Both Charles Ding, Huawei's corporate senior vice-president and Zhu Jinyun, ZTE's senior vice-president for North America and Europe, denied those allegations.
The committee also questioned the two executives on their companies' ties with the Chinese government. "We are concerned about the allegations that products from Huawei and ZTE are being subsidized by the Chinese government so these companies can offer bargain basement prices to unsuspecting consumers," said the Committee's ranking Democrat, CA "Dutch" Ruppersberger of Maryland.
Both company executives denied that their companies receive special treatment from the Chinese government or pose a security threat.
Rogers asked Ding and Zhu to furnish a full list of the members - both current and past - of the Communist Party Committee in their companies.
Zhu agreed to furnish the committee the company's financial documents later.
The committee launched a security probe into the two companies in November.

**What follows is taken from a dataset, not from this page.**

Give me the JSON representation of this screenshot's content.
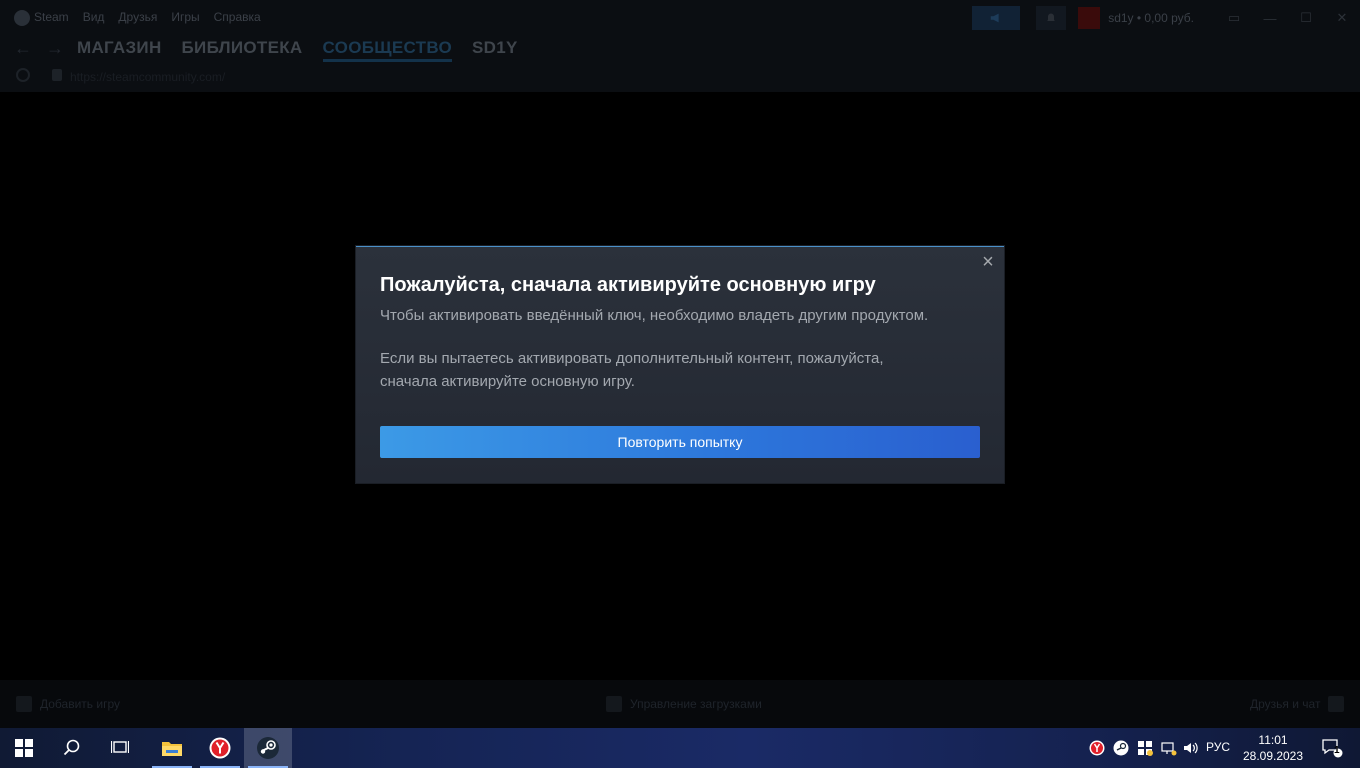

In May, a Congressional delegation including some of the Committee members went to China where they met with Ren Zhengfei, Huawei's chairman of the board, and the top management of ZTE.
Both headquartered in Shenzhen, Huawei is the second-largest telecommunications equipment manufacturer in the world and ZTE is the world's fifth-biggest.
According to Ding, 70 percent of Huawei's $32 billion in revenue is generated from the company's overseas markets.
While ZTE appreciates its position in China's expanding telecom market, ZTE is focused on its success as a multinational company, Zhu said in his testimony.
"ZTE is not an SOE (state-owned enterprises) or government controlled. Indeed, ZTE is China's most independent, transparent, globally focused, publicly traded telecom company," said Zhu, emphasizing the company has about 140,000 global shareholders.
ZTE established its presence in the US about 15 years ago. It has 14 offices now, employing more than 400 people.
Zhu said the scale of ZTE's US operation is relatively small and the company is not making much profit in the US market so far. Partly, he said, it is because of the US government policy in national security that has made it hard for ZTE to expand in the US.
Yitai Hu, a partner with Alston and Bird LLP and an intellectual property litigator, said the stated purpose and name of this hearing unfortunately has already cast a shadow over ZTE and Huawei.